Pin’s collector

par Frédéric Benhaim

Depuis les années 80, le pin’s n’a pas disparu. C’est comme un peuple qui après une glorieuse apogée, aurait continué à exister, subrepticement. Manifestement, la veste à pin’s de 1988 n’est plus. Mais les collectionneurs sont toujours là, et les jeunes savent l’employer  à mesure, avec le discernement du vrai chic. Un peu, pas trop. Une touche, une couleur, un slogan : c’est comme une broche, et sur un t-shirt ou un pull noir qui tombe de votre épaule, le pin’s saisit le regard.

L’artiste japonaise, Onishiro Yahayi, connue à New York et dans les bons milieux de Paris, dessine des pin’s de collection à valeur estimable. Mais le pin’s est éminemment démocratique. Pour une ou deux pièces, vous voici en mode….en mode. En mode séduction, chic, glam, street glam pour être exact. Qu’y montrer ? Que trouve-t-on, dans ce magasin, dans les paniers, les pots, sur les étagères ? Dans les vitrines pour les pins de collection  ?

Justement de tout. Du Renoir, des impressionnistes. Du Van Gogh. Du pin’s de collection, du pin’s d’art, du pin’s souvenir.

Du pin’s politique : Chirac, Nixon, Trudeau, Kohl.  Et aussi anti-nucléaire ; pro-vie ; et catho, slogans en tout genre, et anti-slogans, slogans officiels, slogans détournés, slogans sérieux, slogans satiriques.

Du pin’s d’affaire : I love finance, I love CPM, I love PNL, I love Bucket Consulting.

Du pin’s local : (…) New York, Bruges, Bratislava.

Et du personnage : Batman, Superman, Mickey Mouse, Astérix, Obélix, Lucky Luke, Tintin. Milou. Positions de combat, portrait comme portrait de ceux qu’on chérit (tiens voilà une idée, a-t-on remarqué plus d’une fois au magasin : des pin’s personnalisé avec photo d’être cher !).

Du pin’s en tout genre. Du neuf, du vieux. Venez vendre les vôtres.

Qui vient ? Tout le monde. Il y a heureusement une base de clients fidèles qui revient toujours. Puis, il y a les collectionneurs par curiosité, pour qui quelques uns suffisent. Les passants qui ont du temps à perdre, et qui s’en parlent au dîner (tu sais ce qu’il y a, dans la rue untel, un magasin de pin’s, etc.). Les touristes (artère moyen passante dans un quartier touristique à pavés et petites rues, cafés, galeries, tags d’intérêt certain). Les ados. Les étudiantes en art, toutes colorées, qui aiment les 80, parce qu’elles sont un prétexte à une fantaisie chromatique qu’avant cela le Moyen Age seul autorisa.

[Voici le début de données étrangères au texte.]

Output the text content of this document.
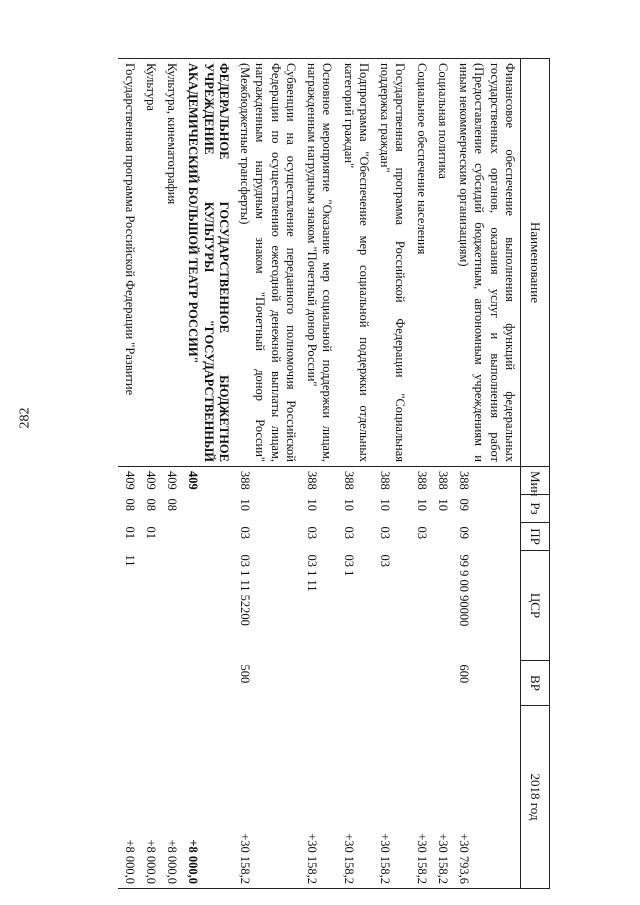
282
Наименование	Мин	Рз	ПР	ЦСР	ВР	2018 год
Финансовое обеспечение выполнения функций федеральных государственных органов, оказания услуг и выполнения работ (Предоставление субсидий бюджетным, автономным учреждениям и иным некоммерческим организациям)	388	09	09	99 9 00 90000	600	+30 793,6
Социальная политика	388	10				+30 158,2
Социальное обеспечение населения	388	10	03			+30 158,2
Государственная программа Российской Федерации "Социальная поддержка граждан"	388	10	03	03		+30 158,2
Подпрограмма "Обеспечение мер социальной поддержки отдельных категорий граждан"	388	10	03	03 1		+30 158,2
Основное мероприятие "Оказание мер социальной поддержки лицам, награжденным нагрудным знаком "Почетный донор России"	388	10	03	03 1 11		+30 158,2
Субвенции на осуществление переданного полномочия Российской Федерации по осуществлению ежегодной денежной выплаты лицам, награжденным нагрудным знаком "Почетный донор России" (Межбюджетные трансферты)	388	10	03	03 1 11 52200	500	+30 158,2
ФЕДЕРАЛЬНОЕ ГОСУДАРСТВЕННОЕ БЮДЖЕТНОЕ УЧРЕЖДЕНИЕ КУЛЬТУРЫ "ГОСУДАРСТВЕННЫЙ АКАДЕМИЧЕСКИЙ БОЛЬШОЙ ТЕАТР РОССИИ"	409					+8 000,0
Культура, кинематография	409	08				+8 000,0
Культура	409	08	01			+8 000,0
Государственная программа Российской Федерации "Развитие	409	08	01	11		+8 000,0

La patronne n’en met pas sur elle. Marrant, ça. Elle s’habille nature : une longue robe noire en un seul tenant, avec une chevelure blonde qui vieillit un peu, qu’elle brosse longuement le matin. La moquette est usée et tâchée de noir (café), et tant pis. Certains après-midi lorsque le soleil brille, la lumière envahit l’espace et fait tout scintiller. Madame a l’habitude : elle a des lunettes de soleil, sur une branche desquelles elle a fixé, seul endroit, un pin’s très rare, bleu, et rouge, comme un diamant, comme un rubis.

Dehors, ces jours-là, les passants sont éblouis, mais aussi les automobilistes. On a manqué l’accident, le piéton écrasé, à une ou deux reprises, et du coup, la commerçante a envisagé le store, mais elle y a renoncé, car c’est trop cher, et trop compliqué. Après tout, le pin’s se vend à des prix bas, en général, sauf les pin’s de collection, qu’on ne vend pas tous les jours : les fins de mois peuvent être difficiles. Difficile de vivre sa passion, d’être indépendant. Alors, non, pas de store, et pour le reste, advienne que pourra.

Bruxelles-Amsterdam, le 4 août 2012.